Native operations

Motivation:

  • Speed up some important common calculations, and potentially reduce memory requirements. Examples:
    • LSTM
    • CTC loss
  • Pure TensorFlow implementations can be suboptimal
    • TF ops almost always create copies, even SplitOp etc
      • Not a memory problem, as input tensor will get freed if not used further
      • Performance problem
    • Gradient might be suboptimal
      • Require too much memory (see automatic gradient checkpointing for a solution)
      • No automatic optimization
      • (Could be solved by custom TF gradient)
    • Memory can be too much distributed (tf.TensorArray, TF Stack)
      • Esp. problematic in loop: Separate tensor for every iteration
      • Much better to allocate it as consecutive / contiguous block
    • Overhead (calling individual TF ops, etc) (minor compared to the other points) (XLA can partially also solve this)

Solution: Write native (C++/CUDA) code

Why is native code faster?

  • Operate inplace on tensors
    • Solves all problems mentioned, no unnecessary copies
    • Can use consecutive tensor / memory
  • Enforces custom gradient implementation

Problems with native code:

  • Can be difficult, memory unsafe, needs more debugging
  • Need multiple implementations: CPU (C++), GPU (CUDA)

Our Approach in RETURNN:

The NativeOp framework. See returnn.native_op, returnn.tf.native_op, returnn.theano.native_op.

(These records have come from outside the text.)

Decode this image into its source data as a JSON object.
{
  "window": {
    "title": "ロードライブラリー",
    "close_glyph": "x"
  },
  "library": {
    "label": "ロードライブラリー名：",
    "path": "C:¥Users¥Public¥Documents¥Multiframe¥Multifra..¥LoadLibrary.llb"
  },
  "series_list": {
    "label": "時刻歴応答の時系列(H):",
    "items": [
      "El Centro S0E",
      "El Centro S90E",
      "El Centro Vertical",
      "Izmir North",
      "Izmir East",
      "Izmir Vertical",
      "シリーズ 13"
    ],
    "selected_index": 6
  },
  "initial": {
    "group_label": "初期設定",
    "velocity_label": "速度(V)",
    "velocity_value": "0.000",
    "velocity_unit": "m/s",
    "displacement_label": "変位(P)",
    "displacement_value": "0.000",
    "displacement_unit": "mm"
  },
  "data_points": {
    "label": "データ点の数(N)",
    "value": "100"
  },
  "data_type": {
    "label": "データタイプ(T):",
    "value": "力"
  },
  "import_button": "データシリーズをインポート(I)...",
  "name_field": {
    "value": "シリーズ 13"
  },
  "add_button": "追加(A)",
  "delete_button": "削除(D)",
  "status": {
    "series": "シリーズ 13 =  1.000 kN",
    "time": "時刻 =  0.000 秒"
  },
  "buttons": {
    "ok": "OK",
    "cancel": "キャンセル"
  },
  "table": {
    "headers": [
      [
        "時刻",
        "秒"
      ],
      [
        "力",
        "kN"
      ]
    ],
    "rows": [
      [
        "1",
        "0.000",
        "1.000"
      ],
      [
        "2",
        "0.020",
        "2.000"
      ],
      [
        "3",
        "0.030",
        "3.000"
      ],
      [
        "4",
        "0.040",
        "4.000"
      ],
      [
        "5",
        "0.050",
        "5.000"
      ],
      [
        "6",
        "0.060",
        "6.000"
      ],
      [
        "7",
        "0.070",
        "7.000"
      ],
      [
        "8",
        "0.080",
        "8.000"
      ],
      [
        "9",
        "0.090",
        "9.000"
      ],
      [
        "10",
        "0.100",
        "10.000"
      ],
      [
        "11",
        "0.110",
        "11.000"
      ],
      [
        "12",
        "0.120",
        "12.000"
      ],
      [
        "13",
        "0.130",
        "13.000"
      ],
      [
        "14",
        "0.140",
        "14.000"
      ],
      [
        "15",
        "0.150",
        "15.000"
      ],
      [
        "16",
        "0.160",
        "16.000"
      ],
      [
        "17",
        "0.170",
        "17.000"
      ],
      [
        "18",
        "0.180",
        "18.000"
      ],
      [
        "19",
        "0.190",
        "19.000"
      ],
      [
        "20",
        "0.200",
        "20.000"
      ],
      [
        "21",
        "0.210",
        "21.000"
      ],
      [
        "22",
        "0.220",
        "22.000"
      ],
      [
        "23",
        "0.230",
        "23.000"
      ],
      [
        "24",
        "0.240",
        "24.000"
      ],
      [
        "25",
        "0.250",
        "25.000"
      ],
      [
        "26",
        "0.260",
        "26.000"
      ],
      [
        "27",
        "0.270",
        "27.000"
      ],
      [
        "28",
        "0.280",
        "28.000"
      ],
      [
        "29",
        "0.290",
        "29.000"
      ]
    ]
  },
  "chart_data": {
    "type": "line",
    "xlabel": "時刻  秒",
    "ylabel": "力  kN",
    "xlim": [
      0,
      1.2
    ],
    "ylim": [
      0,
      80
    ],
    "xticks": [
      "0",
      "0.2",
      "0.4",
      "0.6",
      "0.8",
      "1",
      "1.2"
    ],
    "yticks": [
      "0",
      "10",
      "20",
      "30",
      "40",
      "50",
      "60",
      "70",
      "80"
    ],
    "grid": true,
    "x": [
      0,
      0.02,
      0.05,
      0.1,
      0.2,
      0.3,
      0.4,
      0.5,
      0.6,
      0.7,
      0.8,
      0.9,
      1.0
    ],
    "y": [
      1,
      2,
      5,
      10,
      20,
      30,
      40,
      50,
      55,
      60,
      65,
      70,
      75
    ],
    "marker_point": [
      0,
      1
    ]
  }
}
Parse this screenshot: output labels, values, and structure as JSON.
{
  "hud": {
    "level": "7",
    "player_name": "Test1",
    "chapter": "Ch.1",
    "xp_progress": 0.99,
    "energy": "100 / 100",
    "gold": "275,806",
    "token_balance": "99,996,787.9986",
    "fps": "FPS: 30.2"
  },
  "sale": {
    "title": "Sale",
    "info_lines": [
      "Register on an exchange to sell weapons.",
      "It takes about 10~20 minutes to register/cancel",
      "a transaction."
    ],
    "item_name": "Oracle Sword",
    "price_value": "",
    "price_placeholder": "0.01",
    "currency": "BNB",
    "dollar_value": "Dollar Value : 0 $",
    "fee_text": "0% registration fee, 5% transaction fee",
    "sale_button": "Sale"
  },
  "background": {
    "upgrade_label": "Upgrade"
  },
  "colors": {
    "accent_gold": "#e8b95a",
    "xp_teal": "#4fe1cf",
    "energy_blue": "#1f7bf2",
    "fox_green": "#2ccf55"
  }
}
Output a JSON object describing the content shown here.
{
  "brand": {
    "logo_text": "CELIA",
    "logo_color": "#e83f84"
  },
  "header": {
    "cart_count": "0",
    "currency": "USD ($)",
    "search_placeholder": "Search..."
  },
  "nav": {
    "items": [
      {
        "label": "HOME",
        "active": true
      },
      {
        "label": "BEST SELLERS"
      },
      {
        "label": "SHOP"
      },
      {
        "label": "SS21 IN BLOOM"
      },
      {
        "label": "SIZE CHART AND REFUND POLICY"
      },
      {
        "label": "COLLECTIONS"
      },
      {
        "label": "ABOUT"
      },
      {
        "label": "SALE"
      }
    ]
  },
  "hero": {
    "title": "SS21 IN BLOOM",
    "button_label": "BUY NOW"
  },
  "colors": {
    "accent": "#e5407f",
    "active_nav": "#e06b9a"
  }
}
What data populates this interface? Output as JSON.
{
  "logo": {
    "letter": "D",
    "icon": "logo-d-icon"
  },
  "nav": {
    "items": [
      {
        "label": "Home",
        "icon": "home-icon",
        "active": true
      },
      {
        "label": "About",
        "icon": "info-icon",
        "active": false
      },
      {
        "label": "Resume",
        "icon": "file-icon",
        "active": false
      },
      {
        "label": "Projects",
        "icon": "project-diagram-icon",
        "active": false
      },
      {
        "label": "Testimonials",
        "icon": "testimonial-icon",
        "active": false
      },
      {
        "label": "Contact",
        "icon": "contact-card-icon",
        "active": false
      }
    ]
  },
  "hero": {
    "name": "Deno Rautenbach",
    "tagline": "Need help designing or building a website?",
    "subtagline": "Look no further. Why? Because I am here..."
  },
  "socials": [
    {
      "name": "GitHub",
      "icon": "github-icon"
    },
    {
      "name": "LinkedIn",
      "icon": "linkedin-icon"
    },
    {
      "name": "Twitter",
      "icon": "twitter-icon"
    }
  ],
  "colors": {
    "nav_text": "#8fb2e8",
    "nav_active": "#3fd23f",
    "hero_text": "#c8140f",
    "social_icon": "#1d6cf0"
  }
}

  • Some wrapper / helper code to simplify writing custom native op

  • Abstractions to allow single code for CPU & GPU

    • Write kernel CUDA style, using threadIdx, blockIdx, etc

      • Kernel code must be flexible for amount of threads

      • Example, LSTM kernel, loop over dimensions, executed per time-frame:

        int idx = threadIdx.x + blockDim.x ∗ blockIdx.x;
        while (idx < n_cells ∗ n_batch) {
            int batch_idx = idx / n_cells;
            int cell_idx = idx % n_cells;
            ...
            idx += gridDim.x ∗ blockDim.x;
        }
        
    • On CPU

      • Custom gridDim, blockDim
      • Other CUDA-like wrappers

History:

  • Already available for the Theano backend
  • Ported to TensorFlow
    • Directly support for all already prev. implemented ops (LSTM, Baum Welch aligner, …)
  • Easy to port to other frameworks

Examples:

  • NativeLstm (LstmGenericBase)
  • NativeLstm2
  • TwoDLSTM
  • FastBaumWelch
  • FastViterbi
  • OptimalCompletionEditDistance
  • EditDistance
  • Chunking, UnChunking

See also TensorFlow LSTM Benchmark.